1Ce numéro de Dialogue se fait l’écho des débats actuels et des réflexions concernant les formes de parentalité dont il est dit, à certains moments, dans certaines cultures, qu’elles sont « à la marge ». Selon les dispositifs et modalités d’intervention différents, les cliniciens, les éducateurs et autres travailleurs sociaux rencontrent des formes de parentalité inhabituelles, surprenantes, ne correspondant pas aux représentations sociales communément partagées : parentalité entravée, précaire, à distance, attaquée, substituée, falsifiée ou inversée… Ces parentalités peuvent être discrètes ou voyantes, honteuses ou assumées. Logées dans les espaces interstitiels, elles dérangent ou ne dérangent pas selon qu’elles restent confinées et silencieuses, accompagnées ou stigmatisées, embarrassantes et/ou transgressives.
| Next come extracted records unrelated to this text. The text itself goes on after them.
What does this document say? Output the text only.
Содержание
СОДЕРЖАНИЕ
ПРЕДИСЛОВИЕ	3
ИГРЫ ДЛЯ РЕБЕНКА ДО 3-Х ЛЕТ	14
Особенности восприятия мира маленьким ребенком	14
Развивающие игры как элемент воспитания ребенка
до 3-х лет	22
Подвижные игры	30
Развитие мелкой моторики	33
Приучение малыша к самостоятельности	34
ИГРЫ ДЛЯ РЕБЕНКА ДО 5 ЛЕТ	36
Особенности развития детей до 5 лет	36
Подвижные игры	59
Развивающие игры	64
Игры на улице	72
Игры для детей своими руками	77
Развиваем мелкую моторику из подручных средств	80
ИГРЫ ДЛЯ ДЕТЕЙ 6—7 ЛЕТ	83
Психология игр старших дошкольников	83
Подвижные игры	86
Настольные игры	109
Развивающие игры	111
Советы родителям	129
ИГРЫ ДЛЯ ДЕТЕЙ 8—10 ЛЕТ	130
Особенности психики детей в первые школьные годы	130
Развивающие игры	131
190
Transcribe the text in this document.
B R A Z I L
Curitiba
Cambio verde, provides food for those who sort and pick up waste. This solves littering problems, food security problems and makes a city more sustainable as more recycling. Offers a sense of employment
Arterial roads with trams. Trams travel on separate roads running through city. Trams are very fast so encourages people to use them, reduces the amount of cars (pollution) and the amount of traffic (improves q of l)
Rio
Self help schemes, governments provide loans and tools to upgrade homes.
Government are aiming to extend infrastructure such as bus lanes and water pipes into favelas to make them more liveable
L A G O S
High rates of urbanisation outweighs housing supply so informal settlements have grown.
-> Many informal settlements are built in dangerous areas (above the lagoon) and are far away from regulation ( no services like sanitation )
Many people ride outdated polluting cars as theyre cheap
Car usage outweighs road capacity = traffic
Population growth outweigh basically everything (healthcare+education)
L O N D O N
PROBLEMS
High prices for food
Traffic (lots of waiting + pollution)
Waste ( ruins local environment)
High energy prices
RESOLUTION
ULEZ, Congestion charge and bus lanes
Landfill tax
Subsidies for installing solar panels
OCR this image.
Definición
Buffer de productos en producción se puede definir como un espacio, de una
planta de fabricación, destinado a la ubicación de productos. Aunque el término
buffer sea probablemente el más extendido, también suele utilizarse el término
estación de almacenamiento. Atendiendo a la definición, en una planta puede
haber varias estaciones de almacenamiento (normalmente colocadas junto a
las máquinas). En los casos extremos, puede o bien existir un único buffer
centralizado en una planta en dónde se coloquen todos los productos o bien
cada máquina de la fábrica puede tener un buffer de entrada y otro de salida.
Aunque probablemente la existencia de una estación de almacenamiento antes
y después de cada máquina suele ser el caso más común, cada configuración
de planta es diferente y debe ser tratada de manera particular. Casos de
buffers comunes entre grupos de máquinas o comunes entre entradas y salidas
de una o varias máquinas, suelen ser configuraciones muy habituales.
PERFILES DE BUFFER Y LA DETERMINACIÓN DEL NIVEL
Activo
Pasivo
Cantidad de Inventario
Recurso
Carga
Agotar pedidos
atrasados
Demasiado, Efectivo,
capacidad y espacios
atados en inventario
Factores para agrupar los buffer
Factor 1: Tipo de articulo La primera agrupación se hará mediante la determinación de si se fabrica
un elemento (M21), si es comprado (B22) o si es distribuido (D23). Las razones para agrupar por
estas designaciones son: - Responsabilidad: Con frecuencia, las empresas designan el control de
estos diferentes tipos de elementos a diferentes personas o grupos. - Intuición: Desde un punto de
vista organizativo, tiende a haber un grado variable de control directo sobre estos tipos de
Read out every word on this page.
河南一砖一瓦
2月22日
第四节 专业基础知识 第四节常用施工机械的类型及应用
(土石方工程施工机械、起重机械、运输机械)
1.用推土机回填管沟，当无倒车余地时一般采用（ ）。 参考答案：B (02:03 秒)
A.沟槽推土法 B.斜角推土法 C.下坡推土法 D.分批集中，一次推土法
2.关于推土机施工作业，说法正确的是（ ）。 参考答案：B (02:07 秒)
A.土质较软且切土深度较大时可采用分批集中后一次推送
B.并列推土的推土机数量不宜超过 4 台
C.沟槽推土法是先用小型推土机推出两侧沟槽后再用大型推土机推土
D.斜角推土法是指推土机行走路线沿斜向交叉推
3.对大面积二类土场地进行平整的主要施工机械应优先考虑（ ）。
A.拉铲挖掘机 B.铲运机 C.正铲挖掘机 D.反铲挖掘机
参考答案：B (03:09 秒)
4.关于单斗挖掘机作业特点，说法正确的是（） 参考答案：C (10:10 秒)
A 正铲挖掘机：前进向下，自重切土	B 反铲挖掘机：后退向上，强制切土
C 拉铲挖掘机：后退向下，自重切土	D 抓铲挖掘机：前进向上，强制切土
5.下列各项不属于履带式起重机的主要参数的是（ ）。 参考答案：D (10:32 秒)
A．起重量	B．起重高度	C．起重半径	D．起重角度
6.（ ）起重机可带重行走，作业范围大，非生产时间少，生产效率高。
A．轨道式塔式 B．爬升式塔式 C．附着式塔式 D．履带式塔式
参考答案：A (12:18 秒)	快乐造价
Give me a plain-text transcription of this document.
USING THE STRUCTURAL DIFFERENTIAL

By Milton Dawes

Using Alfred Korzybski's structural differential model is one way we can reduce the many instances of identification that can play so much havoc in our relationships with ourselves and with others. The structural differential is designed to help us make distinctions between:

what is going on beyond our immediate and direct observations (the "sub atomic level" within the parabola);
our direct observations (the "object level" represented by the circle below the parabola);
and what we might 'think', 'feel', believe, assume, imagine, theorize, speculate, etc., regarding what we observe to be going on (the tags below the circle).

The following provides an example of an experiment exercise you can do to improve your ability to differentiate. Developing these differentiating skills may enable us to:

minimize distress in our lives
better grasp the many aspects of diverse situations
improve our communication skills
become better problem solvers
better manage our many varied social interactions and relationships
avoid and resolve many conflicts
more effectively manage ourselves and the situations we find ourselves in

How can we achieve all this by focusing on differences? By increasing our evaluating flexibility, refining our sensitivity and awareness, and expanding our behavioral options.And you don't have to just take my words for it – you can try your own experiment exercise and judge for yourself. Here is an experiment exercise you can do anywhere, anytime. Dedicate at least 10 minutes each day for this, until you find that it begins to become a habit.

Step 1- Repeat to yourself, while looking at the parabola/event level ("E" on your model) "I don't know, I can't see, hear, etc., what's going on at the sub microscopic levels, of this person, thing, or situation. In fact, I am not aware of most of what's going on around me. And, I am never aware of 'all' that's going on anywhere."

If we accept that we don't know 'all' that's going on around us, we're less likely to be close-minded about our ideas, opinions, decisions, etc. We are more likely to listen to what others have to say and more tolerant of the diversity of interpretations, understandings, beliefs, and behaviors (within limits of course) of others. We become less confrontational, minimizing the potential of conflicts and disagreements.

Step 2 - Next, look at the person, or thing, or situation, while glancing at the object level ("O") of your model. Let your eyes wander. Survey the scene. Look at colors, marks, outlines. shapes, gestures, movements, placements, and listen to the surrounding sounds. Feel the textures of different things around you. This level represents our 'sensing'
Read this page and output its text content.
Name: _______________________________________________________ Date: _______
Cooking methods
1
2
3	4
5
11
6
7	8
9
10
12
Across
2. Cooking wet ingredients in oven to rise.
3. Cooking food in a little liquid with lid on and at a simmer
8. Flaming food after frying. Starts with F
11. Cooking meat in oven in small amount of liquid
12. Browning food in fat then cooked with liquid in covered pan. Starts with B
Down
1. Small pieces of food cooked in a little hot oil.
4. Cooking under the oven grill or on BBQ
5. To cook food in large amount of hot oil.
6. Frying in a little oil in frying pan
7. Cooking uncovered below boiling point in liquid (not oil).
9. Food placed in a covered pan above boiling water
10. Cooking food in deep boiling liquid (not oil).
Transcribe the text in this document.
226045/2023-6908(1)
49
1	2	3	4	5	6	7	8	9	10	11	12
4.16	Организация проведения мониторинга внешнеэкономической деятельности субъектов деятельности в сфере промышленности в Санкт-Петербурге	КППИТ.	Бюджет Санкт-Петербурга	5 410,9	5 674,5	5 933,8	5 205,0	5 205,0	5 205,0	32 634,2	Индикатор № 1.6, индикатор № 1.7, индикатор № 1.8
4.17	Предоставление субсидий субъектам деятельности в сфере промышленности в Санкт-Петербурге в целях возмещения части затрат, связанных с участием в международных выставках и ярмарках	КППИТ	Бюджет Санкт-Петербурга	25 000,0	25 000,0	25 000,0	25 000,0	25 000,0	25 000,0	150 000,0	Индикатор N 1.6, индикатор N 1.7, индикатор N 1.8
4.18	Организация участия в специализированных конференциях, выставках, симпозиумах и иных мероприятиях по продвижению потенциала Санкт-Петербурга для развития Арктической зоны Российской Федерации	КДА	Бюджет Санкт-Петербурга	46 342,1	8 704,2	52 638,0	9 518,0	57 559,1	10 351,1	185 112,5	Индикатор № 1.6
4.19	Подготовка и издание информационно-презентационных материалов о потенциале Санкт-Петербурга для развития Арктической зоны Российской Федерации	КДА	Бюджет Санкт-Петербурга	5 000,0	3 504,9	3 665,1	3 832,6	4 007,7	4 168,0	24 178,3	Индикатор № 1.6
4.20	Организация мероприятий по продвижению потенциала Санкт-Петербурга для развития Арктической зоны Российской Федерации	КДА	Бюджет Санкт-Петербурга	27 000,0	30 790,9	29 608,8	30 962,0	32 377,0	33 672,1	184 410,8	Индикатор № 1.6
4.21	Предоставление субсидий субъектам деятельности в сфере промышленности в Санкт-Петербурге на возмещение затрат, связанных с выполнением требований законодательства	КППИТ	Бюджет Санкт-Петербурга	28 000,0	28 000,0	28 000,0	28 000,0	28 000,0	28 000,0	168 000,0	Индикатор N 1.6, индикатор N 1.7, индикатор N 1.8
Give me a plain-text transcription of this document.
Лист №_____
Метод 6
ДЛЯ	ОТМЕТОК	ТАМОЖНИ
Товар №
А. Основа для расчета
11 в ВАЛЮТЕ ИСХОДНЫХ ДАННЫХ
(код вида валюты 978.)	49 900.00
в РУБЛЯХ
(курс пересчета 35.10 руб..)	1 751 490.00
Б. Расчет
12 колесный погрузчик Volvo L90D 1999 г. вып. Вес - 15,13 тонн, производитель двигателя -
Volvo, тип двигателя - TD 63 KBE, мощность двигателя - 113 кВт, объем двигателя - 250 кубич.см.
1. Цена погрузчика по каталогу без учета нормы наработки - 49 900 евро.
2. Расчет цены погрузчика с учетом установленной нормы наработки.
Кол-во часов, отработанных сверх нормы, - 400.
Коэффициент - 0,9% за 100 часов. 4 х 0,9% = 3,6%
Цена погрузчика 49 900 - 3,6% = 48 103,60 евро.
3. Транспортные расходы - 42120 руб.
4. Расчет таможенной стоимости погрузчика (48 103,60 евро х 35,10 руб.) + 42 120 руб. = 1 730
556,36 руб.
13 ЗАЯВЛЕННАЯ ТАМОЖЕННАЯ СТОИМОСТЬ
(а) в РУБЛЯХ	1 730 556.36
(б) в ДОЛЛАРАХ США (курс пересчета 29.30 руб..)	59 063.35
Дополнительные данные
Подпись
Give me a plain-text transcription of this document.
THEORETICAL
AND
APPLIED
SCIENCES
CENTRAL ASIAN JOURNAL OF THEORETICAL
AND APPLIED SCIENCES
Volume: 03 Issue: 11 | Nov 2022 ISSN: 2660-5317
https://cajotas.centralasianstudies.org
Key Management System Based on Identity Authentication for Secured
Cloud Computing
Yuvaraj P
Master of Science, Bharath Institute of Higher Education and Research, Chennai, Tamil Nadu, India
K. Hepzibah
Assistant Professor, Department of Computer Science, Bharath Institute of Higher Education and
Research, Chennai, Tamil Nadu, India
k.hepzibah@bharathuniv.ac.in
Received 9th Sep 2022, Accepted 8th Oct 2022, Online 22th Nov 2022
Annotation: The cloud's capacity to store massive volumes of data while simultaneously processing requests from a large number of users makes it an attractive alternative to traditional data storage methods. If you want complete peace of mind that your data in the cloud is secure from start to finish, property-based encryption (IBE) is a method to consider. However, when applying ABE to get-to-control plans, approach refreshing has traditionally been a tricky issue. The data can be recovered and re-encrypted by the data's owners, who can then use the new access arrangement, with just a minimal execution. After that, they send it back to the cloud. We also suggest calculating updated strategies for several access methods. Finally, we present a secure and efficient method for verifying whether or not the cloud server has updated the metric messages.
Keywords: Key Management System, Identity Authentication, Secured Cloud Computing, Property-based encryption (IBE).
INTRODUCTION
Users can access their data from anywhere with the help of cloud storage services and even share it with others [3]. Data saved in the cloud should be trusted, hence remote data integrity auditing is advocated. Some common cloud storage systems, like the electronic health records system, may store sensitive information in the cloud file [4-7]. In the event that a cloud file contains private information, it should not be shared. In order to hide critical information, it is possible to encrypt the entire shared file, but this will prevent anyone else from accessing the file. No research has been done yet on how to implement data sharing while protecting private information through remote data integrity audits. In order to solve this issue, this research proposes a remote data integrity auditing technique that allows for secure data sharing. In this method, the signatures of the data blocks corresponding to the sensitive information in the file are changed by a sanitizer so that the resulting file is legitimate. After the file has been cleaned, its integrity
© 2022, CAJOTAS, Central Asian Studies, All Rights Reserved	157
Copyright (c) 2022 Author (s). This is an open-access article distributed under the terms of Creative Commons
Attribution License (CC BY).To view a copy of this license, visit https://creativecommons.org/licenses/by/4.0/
2Le propos de ce numéro est d’avancer dans la compréhension de ce que ces parents et ces enfants mettent en jeu, en place, inventent pour vivre le moins mal possible en étant mis, en se sentant mis à la marge. Il s’agit aussi de se demander si la marginalité du couple parental entraîne nécessairement celle de leurs enfants. Il est tout aussi indispensable de se demander comment les professionnels agissent, sont mobilisés sur le plan contretransférentiel par ces familles. Le plus souvent, leur intervention suppose un aménagement du cadre de travail et une mise en tension de ces situations avec les théories et les praxis. Ces familles questionnent nos idéaux, nos préjugés individuels et institutionnels qui fondent et organisent les dispositifs de prévention et de soin.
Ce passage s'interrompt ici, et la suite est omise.